Первый роман Стендаля не имел никакого успеха. Рецензенты особенно осуждали
его за «немецкий и романтический стиль». То он выспрен и экстатичен, то излишне,
почти конспективно сух. В обрисовке персонажей преобладает либо черная краска
(командор де Субиран), либо белая (Арманс). И все же два по меньшей мере признака
заставляют угадывать в этой книге (пусть даже ретроспективно) зрелого Стендаля.
Второе название романа - «Сцены из жизни парижского салона 1827 года». Точное
указание на место и время здесь симптоматично. Мы имеем дело именно с Парижем
и именно в годы Реставрации.
Возможно, что многое в «Красном и черном» и в «Пармском монастыре» не нашло
бы своего завершения, если бы книгам этим не предшествовала такая проба пера,
как «Арманс». И тем не менее зрелость «Красного и черного», вышедшего в свет
лишь через три с небольшим года после «Арманс», способна удивить.
Стендаль здесь, по словам Горького, поднял «весьма обыденное уголовное преступление
на степень историко-философского исследования общественного строя буржуазии
в начале XIX века».
Заимствование сюжетов - это особенность Стендаля. Он брал их из чужих романов,
как в «Арманс», из судебной хроники, как в «Красном и черном», или из старых
итальянских хроник, как в «Пармском монастыре». И его обвиняли в отсутствии
воображения. Но причина была в ином: в известном равнодушии к поверхности жизни,
к чистым ее фактам, оттесняемым интересом к внутренним сцеплениям причин и следствий,
к подоплеке событий, к их обобщающему, типизирующему истолкованию.

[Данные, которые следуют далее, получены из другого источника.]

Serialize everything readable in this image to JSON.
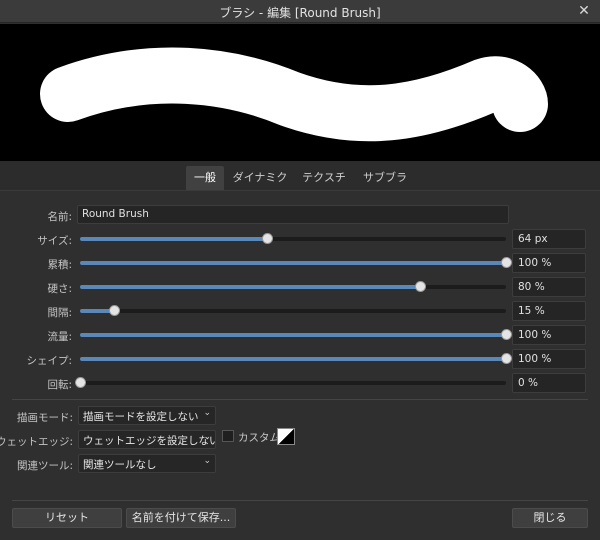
{
  "window": {
    "title": "ブラシ - 編集 [Round Brush]",
    "close_glyph": "✕"
  },
  "preview": {
    "stroke_color": "#ffffff",
    "background_color": "#000000"
  },
  "tabs": [
    {
      "label": "一般",
      "active": true
    },
    {
      "label": "ダイナミクス",
      "active": false
    },
    {
      "label": "テクスチャ",
      "active": false
    },
    {
      "label": "サブブラシ",
      "active": false
    }
  ],
  "general": {
    "name_label": "名前:",
    "name_value": "Round Brush",
    "sliders": [
      {
        "label": "サイズ:",
        "value": "64 px",
        "fraction": 0.44
      },
      {
        "label": "累積:",
        "value": "100 %",
        "fraction": 1.0
      },
      {
        "label": "硬さ:",
        "value": "80 %",
        "fraction": 0.8
      },
      {
        "label": "間隔:",
        "value": "15 %",
        "fraction": 0.08
      },
      {
        "label": "流量:",
        "value": "100 %",
        "fraction": 1.0
      },
      {
        "label": "シェイプ:",
        "value": "100 %",
        "fraction": 1.0
      },
      {
        "label": "回転:",
        "value": "0 %",
        "fraction": 0.0
      }
    ],
    "accent_color": "#5a88b8"
  },
  "options": {
    "blend_mode_label": "描画モード:",
    "blend_mode_value": "描画モードを設定しない",
    "wet_edges_label": "ウェットエッジ:",
    "wet_edges_value": "ウェットエッジを設定しない",
    "custom_label": "カスタム",
    "custom_checked": false,
    "related_tool_label": "関連ツール:",
    "related_tool_value": "関連ツールなし",
    "chevron_icon": "chevron-down-icon"
  },
  "footer": {
    "reset_label": "リセット",
    "save_as_label": "名前を付けて保存...",
    "close_label": "閉じる"
  }
}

Судебную хронику Стендаль превратил в «хронику XIX века». Показал провинциальный
Верьер, где буржуа Вально соперничает с обуржуазившимся аристократом де Реналем
и одерживает над ним победу, потому что еще более нагл, беззастенчив и бесхребетен,
чем тот. Показал Париж, аристократический отель маркизов де Ла-Молей, разъедаемое
ржавчиной великосветское общество, комедии ультрароялистских заговоров и панический
страх перед призраками якобинства. Еще показал он церковь - одну из властительниц
тогдашней Франции, - показал как в ее низах, в безансонской семинарии, где улавливаются
и растлеваются души тех, кто составит будущую опору господствующей системы,
сельских кюре и викариев, так и в верхах, где епископы в лиловых рясах и кружевных
стихарях делят тепленькие местечки между своими родичами и единомышленниками.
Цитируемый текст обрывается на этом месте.